E’ un caso che Breibart abbiamo sviluppato d’un tratto le sue mire espansionistiche sulla Francia e sulla Germania proprio nell’anno delle elezioni? E’ un caso che gli hacker russi si siano già messi al lavoro per sfrugugliare sulle vite private dei candidati democratici (a partire dal francese Emmanuel Macron), i veri nemici dell’internazionale populista che vuole mettere le mani sul mondo?
Nei giorni scorsi abbiamo avuto un esempio chiarissimo di come funzioni il sistema. Geert Wilders, il candidato xenofobo e anti-islamico alle prossime elezioni olandesi (15 marzo prossimo) pubblica su Twitter una foto di uno dei suoi principali avversari politici, Alexander Pechtold, leader del movimento progressista Democrats66, con un cartellone recante la scritta “L’Islam dominerà il mondo“, attorniato da altri manifestanti nel corso di una dimostrazione di cittadini filo-Hamas.
In pochi minuti la foto entra nel circuito dell’odio e in poche ore fa il giro del web e dei social. Poche ore dopo (non abbastanza poche, purtroppo) la verità viene a galla. La foto fatta girare da Wilders è in realtà un banale fotomontaggio.
Il povero Pechtold protesta, dice che questo episodio segna un punto di non ritorno nei rapporti tra i Dem66 e il PVV (il partito di Wilders), ma ciò che è davvero sconvolgente è quello che succede dopo. Il candidato dell’estrema destra non fa alcun passo indietro, non chiede scusa, anzi, rincara la dose. Accusa ancora Pechtold di essere stato insieme ai manifestanti con le bandiere palestinese e gli dà dell’ipocrita. Cornuto e mazziato, diremmo noi.

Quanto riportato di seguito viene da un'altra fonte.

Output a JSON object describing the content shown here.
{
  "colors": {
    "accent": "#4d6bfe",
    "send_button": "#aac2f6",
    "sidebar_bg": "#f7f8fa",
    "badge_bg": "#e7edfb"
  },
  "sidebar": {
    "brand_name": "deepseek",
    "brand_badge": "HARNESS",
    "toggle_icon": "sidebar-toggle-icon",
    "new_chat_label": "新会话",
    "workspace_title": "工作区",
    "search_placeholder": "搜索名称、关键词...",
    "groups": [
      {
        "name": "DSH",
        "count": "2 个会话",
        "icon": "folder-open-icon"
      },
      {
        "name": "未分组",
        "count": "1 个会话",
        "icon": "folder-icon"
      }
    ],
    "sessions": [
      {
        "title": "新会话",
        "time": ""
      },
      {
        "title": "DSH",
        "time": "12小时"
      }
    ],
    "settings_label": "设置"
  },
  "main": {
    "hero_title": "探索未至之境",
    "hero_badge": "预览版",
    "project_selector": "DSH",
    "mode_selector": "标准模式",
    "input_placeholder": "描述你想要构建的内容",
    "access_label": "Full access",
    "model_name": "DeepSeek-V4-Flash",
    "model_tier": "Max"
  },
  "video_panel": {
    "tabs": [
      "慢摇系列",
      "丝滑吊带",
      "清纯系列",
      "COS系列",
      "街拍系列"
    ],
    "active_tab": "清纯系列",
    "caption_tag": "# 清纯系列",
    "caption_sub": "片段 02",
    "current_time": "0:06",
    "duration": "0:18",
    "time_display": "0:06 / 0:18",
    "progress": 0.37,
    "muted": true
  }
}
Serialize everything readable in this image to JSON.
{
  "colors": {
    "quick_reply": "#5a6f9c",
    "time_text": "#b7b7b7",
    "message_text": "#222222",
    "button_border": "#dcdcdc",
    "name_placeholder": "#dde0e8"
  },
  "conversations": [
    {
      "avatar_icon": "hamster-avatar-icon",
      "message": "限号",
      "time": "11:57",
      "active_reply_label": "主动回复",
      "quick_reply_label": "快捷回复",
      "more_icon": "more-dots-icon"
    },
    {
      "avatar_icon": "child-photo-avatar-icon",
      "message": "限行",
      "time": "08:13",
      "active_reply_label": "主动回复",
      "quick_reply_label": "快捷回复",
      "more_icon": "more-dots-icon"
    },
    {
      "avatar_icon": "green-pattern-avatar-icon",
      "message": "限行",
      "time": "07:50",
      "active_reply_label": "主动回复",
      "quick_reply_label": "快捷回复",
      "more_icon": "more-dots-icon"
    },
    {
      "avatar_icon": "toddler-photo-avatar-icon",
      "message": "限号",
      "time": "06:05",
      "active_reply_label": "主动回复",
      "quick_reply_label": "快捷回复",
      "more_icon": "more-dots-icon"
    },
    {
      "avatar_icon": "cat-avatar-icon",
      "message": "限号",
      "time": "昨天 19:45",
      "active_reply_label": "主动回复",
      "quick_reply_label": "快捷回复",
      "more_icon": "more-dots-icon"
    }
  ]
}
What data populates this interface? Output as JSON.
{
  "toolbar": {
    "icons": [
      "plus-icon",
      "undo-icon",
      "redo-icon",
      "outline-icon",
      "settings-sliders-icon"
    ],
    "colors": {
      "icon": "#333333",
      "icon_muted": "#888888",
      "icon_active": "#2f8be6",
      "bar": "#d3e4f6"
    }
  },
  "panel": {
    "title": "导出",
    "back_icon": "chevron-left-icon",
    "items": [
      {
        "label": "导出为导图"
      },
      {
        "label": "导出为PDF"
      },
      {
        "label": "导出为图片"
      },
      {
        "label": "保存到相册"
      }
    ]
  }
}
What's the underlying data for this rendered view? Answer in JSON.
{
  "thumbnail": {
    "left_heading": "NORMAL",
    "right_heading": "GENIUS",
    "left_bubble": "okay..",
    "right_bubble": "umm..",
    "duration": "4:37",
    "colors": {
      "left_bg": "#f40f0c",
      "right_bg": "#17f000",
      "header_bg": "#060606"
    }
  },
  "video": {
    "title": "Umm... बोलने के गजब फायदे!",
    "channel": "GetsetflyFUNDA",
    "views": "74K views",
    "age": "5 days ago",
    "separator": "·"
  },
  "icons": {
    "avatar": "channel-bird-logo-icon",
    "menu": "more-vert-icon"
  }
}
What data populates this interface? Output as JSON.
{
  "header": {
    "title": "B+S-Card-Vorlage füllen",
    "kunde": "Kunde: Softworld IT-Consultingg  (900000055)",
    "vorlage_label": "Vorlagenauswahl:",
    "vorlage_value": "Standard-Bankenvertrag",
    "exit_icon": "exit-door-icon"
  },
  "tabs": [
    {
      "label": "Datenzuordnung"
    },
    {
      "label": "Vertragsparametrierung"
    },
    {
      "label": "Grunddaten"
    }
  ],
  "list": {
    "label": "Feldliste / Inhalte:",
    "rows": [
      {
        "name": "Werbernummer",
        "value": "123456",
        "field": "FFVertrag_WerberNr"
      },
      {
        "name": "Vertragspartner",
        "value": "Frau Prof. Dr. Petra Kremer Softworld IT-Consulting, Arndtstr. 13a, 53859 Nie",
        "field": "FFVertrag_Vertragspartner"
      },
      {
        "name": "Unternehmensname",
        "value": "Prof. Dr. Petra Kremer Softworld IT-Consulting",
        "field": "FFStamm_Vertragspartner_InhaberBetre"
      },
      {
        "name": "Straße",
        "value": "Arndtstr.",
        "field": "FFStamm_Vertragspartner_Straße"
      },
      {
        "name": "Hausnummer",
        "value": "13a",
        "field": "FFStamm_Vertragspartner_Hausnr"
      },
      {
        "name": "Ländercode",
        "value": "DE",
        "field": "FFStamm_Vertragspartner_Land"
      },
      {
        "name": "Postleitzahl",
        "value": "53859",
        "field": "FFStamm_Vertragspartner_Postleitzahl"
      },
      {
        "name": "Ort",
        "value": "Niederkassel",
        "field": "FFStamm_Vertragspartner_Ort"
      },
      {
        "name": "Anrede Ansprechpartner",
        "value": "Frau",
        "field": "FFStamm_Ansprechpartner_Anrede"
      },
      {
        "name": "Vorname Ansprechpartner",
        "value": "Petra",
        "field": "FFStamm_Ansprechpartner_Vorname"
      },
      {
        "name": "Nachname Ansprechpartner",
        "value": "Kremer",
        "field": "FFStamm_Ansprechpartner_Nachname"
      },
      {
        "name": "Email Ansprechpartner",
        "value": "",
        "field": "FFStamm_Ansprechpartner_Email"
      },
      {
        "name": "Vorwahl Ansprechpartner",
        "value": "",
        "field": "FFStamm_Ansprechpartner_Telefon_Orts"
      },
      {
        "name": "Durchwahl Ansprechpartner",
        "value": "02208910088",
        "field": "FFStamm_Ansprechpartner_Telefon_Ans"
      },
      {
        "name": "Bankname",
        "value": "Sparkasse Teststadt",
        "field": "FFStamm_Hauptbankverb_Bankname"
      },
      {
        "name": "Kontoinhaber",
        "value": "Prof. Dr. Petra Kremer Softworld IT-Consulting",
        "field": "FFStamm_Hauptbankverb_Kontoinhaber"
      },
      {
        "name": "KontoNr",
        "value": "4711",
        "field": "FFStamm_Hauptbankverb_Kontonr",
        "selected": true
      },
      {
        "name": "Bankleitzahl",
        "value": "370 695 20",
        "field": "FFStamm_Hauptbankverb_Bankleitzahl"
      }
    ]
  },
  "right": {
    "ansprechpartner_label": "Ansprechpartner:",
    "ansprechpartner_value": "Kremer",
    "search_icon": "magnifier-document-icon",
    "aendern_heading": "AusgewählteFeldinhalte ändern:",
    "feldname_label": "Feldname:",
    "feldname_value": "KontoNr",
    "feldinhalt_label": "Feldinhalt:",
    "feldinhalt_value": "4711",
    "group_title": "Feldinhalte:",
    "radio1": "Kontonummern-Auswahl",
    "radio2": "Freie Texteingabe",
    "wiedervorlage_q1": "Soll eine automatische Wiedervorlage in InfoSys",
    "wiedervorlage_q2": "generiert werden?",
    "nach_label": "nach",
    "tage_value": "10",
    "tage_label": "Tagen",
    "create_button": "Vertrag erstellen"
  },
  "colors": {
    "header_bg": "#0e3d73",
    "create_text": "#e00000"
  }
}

Ecco, il meccanismo funziona così. Semplice no? E i risultati sono garantiti. E’ grazie a questa certezza che Wilders non si è sentito in dovere di scusarsi, grazie al fatto che sa benissimo che il fotomontaggio è arrivato sul computer e sugli smartphone di centinaia di migliaia di persone, che non sapranno mai che si tratta di un falso. La foto ha fatto il giro del web grazie alla macchina dell’odio, la smentita di Pechtold l’hanno letta in pochi. E non sarà certo Wilders, riconoscendo di aver fatto una “porcata”, ad aiutare a ristabilire la verità.
“Ciò che è virale è vero“, torniamo sempre lì. Quello dell’informazione è diventato il campo di battaglia decisivo. Il crinale che divide il bene dal male. Non capirlo (e non agire subito) vorrebbe dire consegnare il mondo – molto in fretta – all’internazionale populista.